O aumento do consumo de informações fragmentadas e sensacionalistas, especialmente em períodos de instabilidade — como a Guerra na Ucrânia ou a crise em Gaza —, gera uma ansiedade coletiva.
Ansiedade potencializada pelo consumo descontrolado de informações ou desinformações, que expõem o público a imagens alarmantes quase em tempo real. A espetacularização da guerra contribui para a percepção de que estamos todos vulneráveis.
Feijó explica, também, que o medo se relaciona com incertezas globais, desconfianças institucionais e vulnerabilidades socioeconômicas.
“Há uma crescente desconfiança nas lideranças internacionais e em mecanismos multilaterais de paz, como a Organização das Nações Unidas (ONU), então cresce no coletivo, sobretudo pós-pandemia, o medo de que os conflitos saiam do controle e avancem para proporções globais, sem que haja instituições capazes de contê-los ou proteger populações civis”, diz.
Para ele, o medo de guerra também está diretamente relacionado à instabilidade econômica, manifestando-se como inflação, desemprego ou escassez de produtos.
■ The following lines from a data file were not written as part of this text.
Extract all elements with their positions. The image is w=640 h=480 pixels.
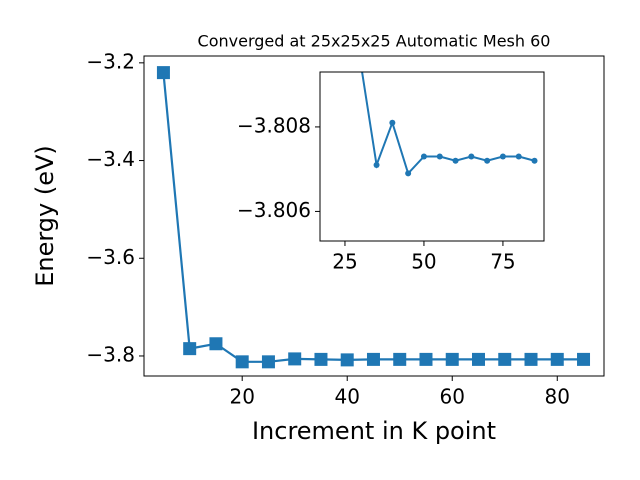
- x-axis-label: Increment in K point: [252, 417, 496, 445]
- plot-layer: [361, 72, 538, 177]
- marker: [524, 352, 538, 366]
- x-tick-label: 75: [490, 250, 515, 274]
- marker: [498, 352, 512, 366]
- x-tick-label: 25: [332, 250, 357, 274]
- marker: [314, 352, 328, 366]
- marker: [484, 157, 491, 164]
- axes-frame: [319, 71, 545, 242]
- marker: [209, 337, 223, 351]
- marker: [340, 353, 354, 367]
- marker: [531, 157, 538, 164]
- y-tick-label: −3.4: [86, 147, 135, 171]
- marker: [261, 355, 275, 369]
- marker: [288, 352, 302, 366]
- marker: [445, 352, 459, 366]
- marker: [389, 119, 396, 126]
- marker: [452, 157, 459, 164]
- y-axis-label: Energy (eV): [31, 145, 59, 287]
- marker: [373, 161, 380, 168]
- marker: [577, 352, 591, 366]
- y-tick-label: −3.2: [86, 49, 135, 73]
- y-tick-label: −3.808: [237, 113, 311, 137]
- marker: [499, 153, 506, 160]
- x-tick-label: 40: [334, 385, 359, 409]
- marker: [471, 352, 485, 366]
- marker: [183, 342, 197, 356]
- marker: [405, 170, 412, 177]
- marker: [468, 153, 475, 160]
- marker: [366, 352, 380, 366]
- x-tick-label: 20: [229, 385, 254, 409]
- marker: [515, 153, 522, 160]
- marker: [393, 352, 407, 366]
- plot-layer: [156, 66, 591, 369]
- chart-title: Converged at 25x25x25 Automatic Mesh 60: [198, 32, 551, 51]
- marker: [235, 355, 249, 369]
- marker: [420, 153, 427, 160]
- y-tick-label: −3.6: [86, 245, 135, 269]
- axes-frame: [143, 55, 605, 377]
- y-tick-label: −3.8: [86, 342, 135, 366]
- marker: [436, 153, 443, 160]
- x-tick-label: 80: [545, 385, 570, 409]
- marker: [550, 352, 564, 366]
- y-tick-label: −3.806: [237, 198, 311, 222]
- x-tick-label: 60: [440, 385, 465, 409]
- marker: [156, 66, 170, 80]
- x-tick-label: 50: [411, 250, 436, 274]
- marker: [419, 352, 433, 366]
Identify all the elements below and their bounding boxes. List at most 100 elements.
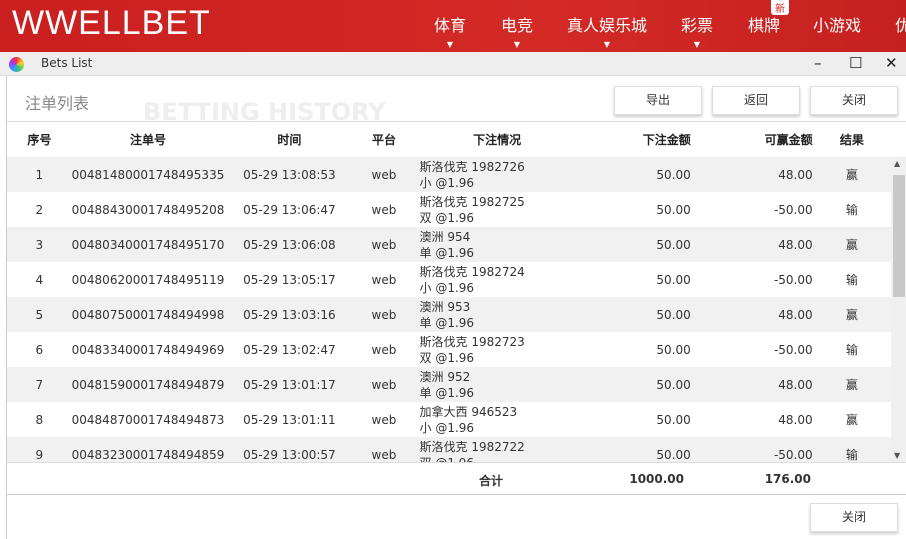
bet-detail: 澳洲 953 单 @1.96 [413, 297, 581, 332]
platform: web [354, 437, 414, 462]
bet-id: 00483340001748494969 [71, 342, 225, 357]
bet-selection: 单 @1.96 [419, 385, 475, 400]
col-bet-id: 注单号 [129, 133, 166, 147]
back-button[interactable]: 返回 [712, 86, 800, 115]
bet-time: 05-29 13:01:11 [243, 412, 336, 427]
bet-id: 00488430001748495208 [71, 202, 225, 217]
maximize-button[interactable]: ☐ [849, 54, 863, 72]
site-header: WWELLBET 体育 ▼ 电竞 ▼ 真人娱乐城 ▼ 彩票 ▼ 棋牌 新 小游戏 优 [0, 0, 906, 52]
panel-header: BETTING HISTORY 注单列表 导出 返回 关闭 [7, 76, 906, 126]
platform: web [354, 157, 414, 192]
win-amount: -50.00 [773, 272, 813, 287]
bets-table: 序号 注单号 时间 平台 下注情况 下注金额 可赢金额 结果 1 0048148… [7, 122, 891, 462]
chevron-down-icon: ▼ [513, 40, 521, 49]
export-button[interactable]: 导出 [614, 86, 702, 115]
chevron-down-icon: ▼ [693, 40, 701, 49]
bet-detail: 斯洛伐克 1982724 小 @1.96 [414, 262, 581, 297]
table-row[interactable]: 1 00481480001748495335 05-29 13:08:53 we… [7, 157, 891, 192]
bet-amount: 50.00 [656, 342, 691, 357]
table-row[interactable]: 9 00483230001748494859 05-29 13:00:57 we… [7, 437, 891, 462]
bet-time: 05-29 13:08:53 [224, 157, 355, 192]
platform: web [371, 412, 397, 427]
close-window-button[interactable]: ✕ [885, 54, 898, 72]
scroll-down-icon[interactable]: ▼ [894, 451, 901, 460]
bet-result: 赢 [812, 367, 891, 402]
platform: web [371, 272, 397, 287]
nav-label: 彩票 [681, 16, 714, 35]
platform: web [371, 342, 397, 357]
nav-esports[interactable]: 电竞 ▼ [501, 12, 533, 49]
total-bet-amount: 1000.00 [629, 472, 684, 486]
row-index: 5 [7, 297, 72, 332]
bet-result: 输 [845, 273, 858, 287]
bet-amount: 50.00 [580, 297, 691, 332]
table-row[interactable]: 7 00481590001748494879 05-29 13:01:17 we… [7, 367, 891, 402]
nav-sports[interactable]: 体育 ▼ [434, 12, 466, 49]
col-platform: 平台 [371, 133, 396, 147]
platform: web [354, 227, 414, 262]
app-icon [9, 57, 24, 72]
table-row[interactable]: 4 00480620001748495119 05-29 13:05:17 we… [7, 262, 891, 297]
bet-game: 斯洛伐克 1982723 [419, 334, 525, 349]
bet-result: 输 [812, 437, 891, 462]
close-button[interactable]: 关闭 [810, 86, 898, 115]
footer-close-button[interactable]: 关闭 [810, 503, 898, 532]
col-bet-detail: 下注情况 [473, 133, 522, 147]
bet-id: 00483230001748494859 [71, 437, 225, 462]
platform: web [371, 202, 397, 217]
col-index: 序号 [27, 133, 52, 147]
bet-selection: 单 @1.96 [419, 315, 475, 330]
bet-result: 赢 [812, 297, 891, 332]
row-index: 3 [7, 227, 72, 262]
win-amount: -50.00 [773, 342, 813, 357]
nav-label: 体育 [434, 16, 467, 35]
bet-id: 00481590001748494879 [71, 367, 225, 402]
new-badge: 新 [771, 0, 789, 15]
nav-lottery[interactable]: 彩票 ▼ [681, 12, 713, 49]
bet-game: 澳洲 954 [419, 229, 471, 244]
bet-id: 00480620001748495119 [71, 272, 225, 287]
bet-amount: 50.00 [580, 157, 691, 192]
bet-id: 00484870001748494873 [71, 412, 225, 427]
bet-result: 赢 [812, 157, 891, 192]
bet-selection: 双 @1.96 [419, 350, 475, 365]
total-row: 合计 1000.00 176.00 [7, 462, 906, 495]
window-titlebar: Bets List – ☐ ✕ [0, 52, 906, 76]
scrollbar[interactable]: ▲ ▼ [891, 157, 906, 462]
bet-time: 05-29 13:03:16 [224, 297, 355, 332]
nav-chess[interactable]: 棋牌 [748, 12, 780, 36]
bet-game: 斯洛伐克 1982722 [419, 439, 525, 454]
col-time: 时间 [277, 133, 302, 147]
col-bet-amount: 下注金额 [642, 133, 691, 147]
table-row[interactable]: 3 00480340001748495170 05-29 13:06:08 we… [7, 227, 891, 262]
nav-mini-games[interactable]: 小游戏 [813, 12, 861, 36]
bet-game: 加拿大西 946523 [419, 404, 518, 419]
table-row[interactable]: 6 00483340001748494969 05-29 13:02:47 we… [7, 332, 891, 367]
col-win-amount: 可赢金额 [764, 133, 813, 147]
minimize-button[interactable]: – [814, 54, 822, 72]
bet-selection: 单 @1.96 [419, 245, 475, 260]
bet-detail: 澳洲 954 单 @1.96 [413, 227, 581, 262]
bet-time: 05-29 13:02:47 [243, 342, 336, 357]
wellbet-logo[interactable]: WWELLBET [12, 4, 211, 42]
row-index: 6 [35, 342, 44, 357]
bet-amount: 50.00 [580, 437, 691, 462]
watermark: BETTING HISTORY [143, 98, 386, 126]
bet-selection: 小 @1.96 [419, 420, 475, 435]
nav-live-casino[interactable]: 真人娱乐城 ▼ [567, 12, 647, 49]
nav-promotions[interactable]: 优 [895, 12, 906, 36]
platform: web [354, 297, 414, 332]
scrollbar-thumb[interactable] [893, 175, 905, 297]
bet-time: 05-29 13:01:17 [224, 367, 355, 402]
row-index: 4 [35, 272, 44, 287]
table-row[interactable]: 8 00484870001748494873 05-29 13:01:11 we… [7, 402, 891, 437]
bet-amount: 50.00 [656, 272, 691, 287]
scroll-up-icon[interactable]: ▲ [894, 159, 901, 168]
bet-result: 赢 [812, 227, 891, 262]
table-row[interactable]: 5 00480750001748494998 05-29 13:03:16 we… [7, 297, 891, 332]
table-row[interactable]: 2 00488430001748495208 05-29 13:06:47 we… [7, 192, 891, 227]
row-index: 2 [35, 202, 44, 217]
bet-time: 05-29 13:00:57 [224, 437, 355, 462]
window-title: Bets List [41, 56, 93, 70]
bet-amount: 50.00 [580, 227, 691, 262]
Memórias de um Brasil economicamente instável pós-Segunda Guerra Mundial ainda ecoam na mente da população mais velha.
Em crises globais, a instabilidade econômica é uma constante que afeta a todos. O temor do desabastecimento é um temor significativo dos brasileiros.
O professor da Pós-graduação em Economia da UFC e pesquisador do Instituto Brasileiro de Economia da Fundação Getúlio Vargas (FGV Ibre), João Mário de França, avalia que, apesar da tradição diplomática brasileira de não intervir diretamente em conflitos internacionais, o cenário global de tensões projeta uma sombra de incertezas sobre a economia doméstica.
“Um exemplo é a guerra entre Rússia e Ucrânia, que dificultou a importação de fertilizantes e poderia ter comprometido a safra — o que não ocorreu —, mas gerou temores de alta nos preços”, comenta.
A observação do professor evidencia como eventos distantes podem ter efeitos concretos no cotidiano dos brasileiros, afetando diretamente o custo de vida e a disponibilidade de produtos.
Mário de França explica que o Brasil possui mecanismos econômicos de proteção para lidar com crises externas, como estoques reguladores e reservas internacionais.
“A Companhia Nacional de Abastecimento (Conab), por exemplo, recebeu um aporte significativo para a formação de estoques reguladores, visando garantir o abastecimento e a estabilidade de preços de produtos básicos. As reservas cambiais do Brasil, atualmente em torno de US$ 346 bilhões, são um importante colchão de segurança contra choques externos e instabilidades cambiais”, diz.
No entanto, a eficácia desses mecanismos depende da magnitude e duração do conflito. Assim, a capacidade de um país mitigar os impactos da instabilidade econômica é limitada pela intensidade e longevidade da crise global.
No entanto, os especialistas analisam como pouco provável o surgimento de um conflito global generalizado, devido a fatores como dependências econômicas múltiplas entre vários países e custos.